Here in California we have set the example for decades on workforce equity. We have led the way to snuff out bias, hardship and mistreatment of workers by greedy and biased employers. Ironically, it is many of those same corporate fat-cats, who think nothing of multi-million dollar golden parachutes for their CEO’s, who are opposed to this legislation. They don’t want to be held to standards  that insure fairness and accountability against law-breaking policies of discrimination. Examples of those opposed to these measures include the California Building Industry Association (CBIA), the big financial companies through their California Bankers Association and the Car Dealers, through their association, the California Motor Car Dealers, among the usual and predictable others who just don’t like having to be accountable to the public or the people who make their businesses run.

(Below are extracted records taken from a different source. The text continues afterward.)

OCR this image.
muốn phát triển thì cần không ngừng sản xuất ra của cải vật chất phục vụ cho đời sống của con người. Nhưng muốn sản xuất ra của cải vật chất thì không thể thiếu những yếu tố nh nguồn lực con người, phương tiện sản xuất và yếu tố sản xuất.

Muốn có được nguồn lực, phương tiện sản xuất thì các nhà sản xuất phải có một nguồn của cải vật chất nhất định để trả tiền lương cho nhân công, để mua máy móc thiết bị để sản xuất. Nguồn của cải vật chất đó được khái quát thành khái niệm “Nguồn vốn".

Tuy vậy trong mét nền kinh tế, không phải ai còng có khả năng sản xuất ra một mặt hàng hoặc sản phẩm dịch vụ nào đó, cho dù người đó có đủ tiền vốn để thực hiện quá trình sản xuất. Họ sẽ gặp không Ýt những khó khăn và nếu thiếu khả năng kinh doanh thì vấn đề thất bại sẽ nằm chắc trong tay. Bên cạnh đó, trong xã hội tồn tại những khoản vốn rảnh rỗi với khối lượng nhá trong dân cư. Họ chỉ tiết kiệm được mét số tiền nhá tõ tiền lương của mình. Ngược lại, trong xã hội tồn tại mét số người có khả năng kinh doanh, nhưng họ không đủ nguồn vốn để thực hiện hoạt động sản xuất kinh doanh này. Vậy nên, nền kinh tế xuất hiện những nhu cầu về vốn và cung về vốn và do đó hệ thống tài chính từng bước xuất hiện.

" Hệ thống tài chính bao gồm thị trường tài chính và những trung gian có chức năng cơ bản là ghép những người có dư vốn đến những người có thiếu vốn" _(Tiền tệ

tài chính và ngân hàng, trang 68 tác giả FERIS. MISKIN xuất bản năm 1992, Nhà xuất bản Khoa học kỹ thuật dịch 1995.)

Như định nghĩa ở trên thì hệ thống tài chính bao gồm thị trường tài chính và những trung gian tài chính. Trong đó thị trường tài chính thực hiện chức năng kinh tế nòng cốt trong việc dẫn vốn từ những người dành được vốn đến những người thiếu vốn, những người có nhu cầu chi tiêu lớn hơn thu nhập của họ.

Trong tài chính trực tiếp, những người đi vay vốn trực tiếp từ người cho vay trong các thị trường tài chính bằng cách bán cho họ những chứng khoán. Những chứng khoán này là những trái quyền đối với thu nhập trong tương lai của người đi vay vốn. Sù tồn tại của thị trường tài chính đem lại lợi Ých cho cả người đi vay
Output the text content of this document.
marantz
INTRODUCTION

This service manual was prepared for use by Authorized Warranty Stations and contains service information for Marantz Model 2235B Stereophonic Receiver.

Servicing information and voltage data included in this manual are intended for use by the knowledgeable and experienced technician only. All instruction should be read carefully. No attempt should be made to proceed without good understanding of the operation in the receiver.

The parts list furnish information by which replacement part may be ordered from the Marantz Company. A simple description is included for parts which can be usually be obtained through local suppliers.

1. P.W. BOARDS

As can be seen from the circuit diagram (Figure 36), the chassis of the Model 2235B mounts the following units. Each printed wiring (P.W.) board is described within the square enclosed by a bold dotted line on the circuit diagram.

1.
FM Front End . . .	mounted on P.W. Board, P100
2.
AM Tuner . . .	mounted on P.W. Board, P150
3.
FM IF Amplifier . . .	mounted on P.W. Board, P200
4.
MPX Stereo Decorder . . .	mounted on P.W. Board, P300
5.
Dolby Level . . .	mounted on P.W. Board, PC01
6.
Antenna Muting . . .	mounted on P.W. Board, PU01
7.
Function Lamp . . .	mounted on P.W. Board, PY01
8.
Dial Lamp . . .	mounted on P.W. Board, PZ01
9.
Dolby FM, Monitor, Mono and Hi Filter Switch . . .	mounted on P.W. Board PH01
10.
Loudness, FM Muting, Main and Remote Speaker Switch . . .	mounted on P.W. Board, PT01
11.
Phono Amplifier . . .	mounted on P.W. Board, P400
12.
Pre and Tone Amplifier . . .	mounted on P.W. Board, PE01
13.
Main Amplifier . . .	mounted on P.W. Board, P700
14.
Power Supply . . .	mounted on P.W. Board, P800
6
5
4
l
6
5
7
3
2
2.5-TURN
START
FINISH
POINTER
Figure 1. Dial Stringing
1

Who are those in support? As one would think, the folks who are committed to equal justice and fairness. Included are organizations supporting Women’s Rights, Civil Rights and Labor. This is another battle pitting those protecting the working people vs. the corporate giants seeking millions in profit and little for the people who get them there.

Times are tough enough for working families. It’s time we made sure the hard-fought protections the people have been able to achieve remain effective. And like so many other important laws, the only way we can ensure accountability is to keep the courthouse doors open to those who have been treated unfairly or unlawfully. It’s time to make sure the hard-working people of California can rely on our system of justice to make sure we are treated fairly. We’ve earned it and our Constitution, no matter how battered or bruised it is these days, entitles us to it.

And in honor of Women’s Equality Day, let us not forget that the symbol of Justice in our country is fittingly a woman, blindfolded, holding the scales of justice in her hands. And to further reinforce that image, remember that our Pledge of Allegiance contains, as its final commitment, “Liberty and Justice for all”. Let us make that the legacy of this year’s Women’s Equality celebration.